The short effect of tax Amnesty
While the government is still estimating how long will it take for the tax amnesty Law to affect the real sector, Indonesia Stock Exchange (IDX) president director Tito Sulistio has personally felt the impact.
For real, it made him taking a 7 kilometers walk from his skyscraper office building at SCBD area, to his house in Pondok Indah, South Jakarta.
Two global ratings agencies, Fitch Ratings and Moody’s, have appraised the coming tax amnesty policy in Indonesia as it will help bolster the state revenue and especially the rupiah currency, in the short-term.
The move is credit positive, as it underscores President Joko Widodo’s continued commitment to reform, and marks the first significant step to offset the impact of low oil prices and softening growth on government revenues.
“We expect a positive effect on revenues, but the likely uptake rate and the extent of the boost to income cannot yet be reliably estimated, given uncertain global conditions and partly because the bill does not specify enhanced enforcement mechanisms, such as higher penalties for non-compliance,” said Moody’s spokesperson Hector Lim in a press statement on Friday.
However, the ratings firm concerned of the low government revenue at only 13 percent of gross domestic product (GDP) in 2015, the lowest among investment grade countries. The total government revenue dropped 1.7 percent last year, largely due to lower oil and gas receipts.
Fitch shared the same concern, saying that Indonesia's small fiscal base is a credit weakness, as only four out of 113 rated sovereigns have a smaller revenue intake as a percentage of GDP and they are in lower rating categories.

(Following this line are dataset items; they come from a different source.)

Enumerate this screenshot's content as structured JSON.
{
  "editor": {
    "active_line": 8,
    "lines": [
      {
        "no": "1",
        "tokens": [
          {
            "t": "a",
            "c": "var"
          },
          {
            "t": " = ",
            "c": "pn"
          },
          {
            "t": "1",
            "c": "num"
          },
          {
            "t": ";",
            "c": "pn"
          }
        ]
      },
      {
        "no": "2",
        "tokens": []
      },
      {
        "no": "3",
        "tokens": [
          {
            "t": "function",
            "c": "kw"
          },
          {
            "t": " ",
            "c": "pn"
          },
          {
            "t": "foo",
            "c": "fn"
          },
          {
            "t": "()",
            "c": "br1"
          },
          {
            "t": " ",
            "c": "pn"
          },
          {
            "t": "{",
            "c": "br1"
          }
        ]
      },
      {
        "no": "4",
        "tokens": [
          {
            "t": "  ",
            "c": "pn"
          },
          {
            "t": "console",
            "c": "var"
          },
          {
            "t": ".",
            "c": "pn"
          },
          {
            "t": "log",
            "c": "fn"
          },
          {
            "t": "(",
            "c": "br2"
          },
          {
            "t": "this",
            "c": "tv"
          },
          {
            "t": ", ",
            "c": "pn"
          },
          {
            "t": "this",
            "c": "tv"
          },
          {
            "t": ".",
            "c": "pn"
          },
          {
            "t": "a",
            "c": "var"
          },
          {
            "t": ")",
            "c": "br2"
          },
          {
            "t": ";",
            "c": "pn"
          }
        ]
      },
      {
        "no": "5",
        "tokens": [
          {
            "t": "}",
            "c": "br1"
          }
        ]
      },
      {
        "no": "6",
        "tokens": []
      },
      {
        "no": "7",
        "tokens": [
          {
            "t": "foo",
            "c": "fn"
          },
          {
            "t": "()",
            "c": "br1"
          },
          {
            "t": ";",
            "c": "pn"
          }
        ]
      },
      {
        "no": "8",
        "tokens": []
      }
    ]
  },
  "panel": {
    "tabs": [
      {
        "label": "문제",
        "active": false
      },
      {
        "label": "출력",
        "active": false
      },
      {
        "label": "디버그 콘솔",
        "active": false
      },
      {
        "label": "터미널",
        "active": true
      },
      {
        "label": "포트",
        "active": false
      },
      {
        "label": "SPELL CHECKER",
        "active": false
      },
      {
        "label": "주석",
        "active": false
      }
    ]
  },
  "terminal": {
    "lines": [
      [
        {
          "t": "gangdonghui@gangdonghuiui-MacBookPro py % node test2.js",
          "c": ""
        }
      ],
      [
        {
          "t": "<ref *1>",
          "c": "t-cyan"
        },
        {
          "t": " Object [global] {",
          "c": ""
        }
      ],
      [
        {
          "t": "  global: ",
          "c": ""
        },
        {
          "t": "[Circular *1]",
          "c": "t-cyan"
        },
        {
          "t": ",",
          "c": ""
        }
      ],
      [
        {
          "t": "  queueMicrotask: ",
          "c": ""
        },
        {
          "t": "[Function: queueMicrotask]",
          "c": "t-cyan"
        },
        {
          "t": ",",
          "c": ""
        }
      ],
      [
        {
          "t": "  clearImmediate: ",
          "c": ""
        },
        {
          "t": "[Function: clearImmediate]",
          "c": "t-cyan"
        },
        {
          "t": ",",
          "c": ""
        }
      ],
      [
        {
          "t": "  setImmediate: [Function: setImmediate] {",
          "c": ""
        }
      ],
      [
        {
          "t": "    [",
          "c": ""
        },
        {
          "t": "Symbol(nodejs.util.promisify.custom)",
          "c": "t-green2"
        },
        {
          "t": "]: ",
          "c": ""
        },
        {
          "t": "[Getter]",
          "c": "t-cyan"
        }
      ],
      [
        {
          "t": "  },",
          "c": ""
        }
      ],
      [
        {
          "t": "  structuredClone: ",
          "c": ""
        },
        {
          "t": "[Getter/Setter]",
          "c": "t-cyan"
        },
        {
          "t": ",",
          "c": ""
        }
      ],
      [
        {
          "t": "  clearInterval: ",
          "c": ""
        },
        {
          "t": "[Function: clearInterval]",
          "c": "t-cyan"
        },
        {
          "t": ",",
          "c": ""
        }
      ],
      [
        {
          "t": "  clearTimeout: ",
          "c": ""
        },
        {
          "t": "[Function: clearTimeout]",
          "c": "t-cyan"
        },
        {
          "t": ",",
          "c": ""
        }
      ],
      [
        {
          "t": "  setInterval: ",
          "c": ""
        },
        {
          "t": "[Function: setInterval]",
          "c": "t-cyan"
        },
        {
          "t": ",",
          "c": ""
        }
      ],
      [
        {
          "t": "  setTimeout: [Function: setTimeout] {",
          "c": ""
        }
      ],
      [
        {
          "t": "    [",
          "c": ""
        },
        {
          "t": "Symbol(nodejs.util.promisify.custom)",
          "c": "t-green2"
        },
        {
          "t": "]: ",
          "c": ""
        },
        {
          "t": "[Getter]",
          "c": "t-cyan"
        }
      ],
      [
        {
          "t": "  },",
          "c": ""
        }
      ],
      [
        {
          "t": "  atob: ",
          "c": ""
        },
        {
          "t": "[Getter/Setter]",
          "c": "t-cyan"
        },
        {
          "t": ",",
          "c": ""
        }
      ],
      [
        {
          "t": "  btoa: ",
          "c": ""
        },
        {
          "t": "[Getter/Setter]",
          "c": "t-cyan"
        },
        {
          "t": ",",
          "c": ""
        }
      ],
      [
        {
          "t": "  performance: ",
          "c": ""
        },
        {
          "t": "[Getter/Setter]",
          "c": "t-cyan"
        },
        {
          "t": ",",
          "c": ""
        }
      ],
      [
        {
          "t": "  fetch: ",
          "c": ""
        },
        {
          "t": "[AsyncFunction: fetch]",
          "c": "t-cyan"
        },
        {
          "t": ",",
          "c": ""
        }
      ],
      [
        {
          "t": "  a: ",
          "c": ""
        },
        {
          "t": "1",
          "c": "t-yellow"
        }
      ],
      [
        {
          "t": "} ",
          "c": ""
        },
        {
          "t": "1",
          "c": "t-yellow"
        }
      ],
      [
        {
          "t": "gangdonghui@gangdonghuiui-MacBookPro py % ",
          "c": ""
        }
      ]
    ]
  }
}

“A larger revenue base would mean less fiscal rigidity and vulnerability to public finance shocks while enabling greater infrastructure investment to facilitate higher growth. Indonesia has also historically had a relatively large revenue dependence on commodities, which a larger fiscal base would mitigate,” Fitch’s director sovereigns Thomas Rookmarker wrote in his report.
The amnesty scheme, which will run through March 2017, will charge tax evaders a 4 percent to 10 percent penalty on assets, depending on how soon they declare them. If holders repatriate their assets, which must be kept in Indonesia for at least three years, the rate will halve.
The government estimates the amnesty will boost revenues by Rp165 trillion (US$12.5 billion or 1.3 percent of GDP) in 2016. This would give the administration more flexibility to expand fiscal spending to support the economy without breaching its legal deficit ceiling of 3.0% of GDP.
Besides boosting revenues, inflows from the tax amnesty will help to protect Indonesia against external pressures, at a time when global capital flows have been increasingly volatile. The country’s current account deficit narrowed to 2.1% of GDP in 2015 from 3.1% a year earlier, on weak commodity prices.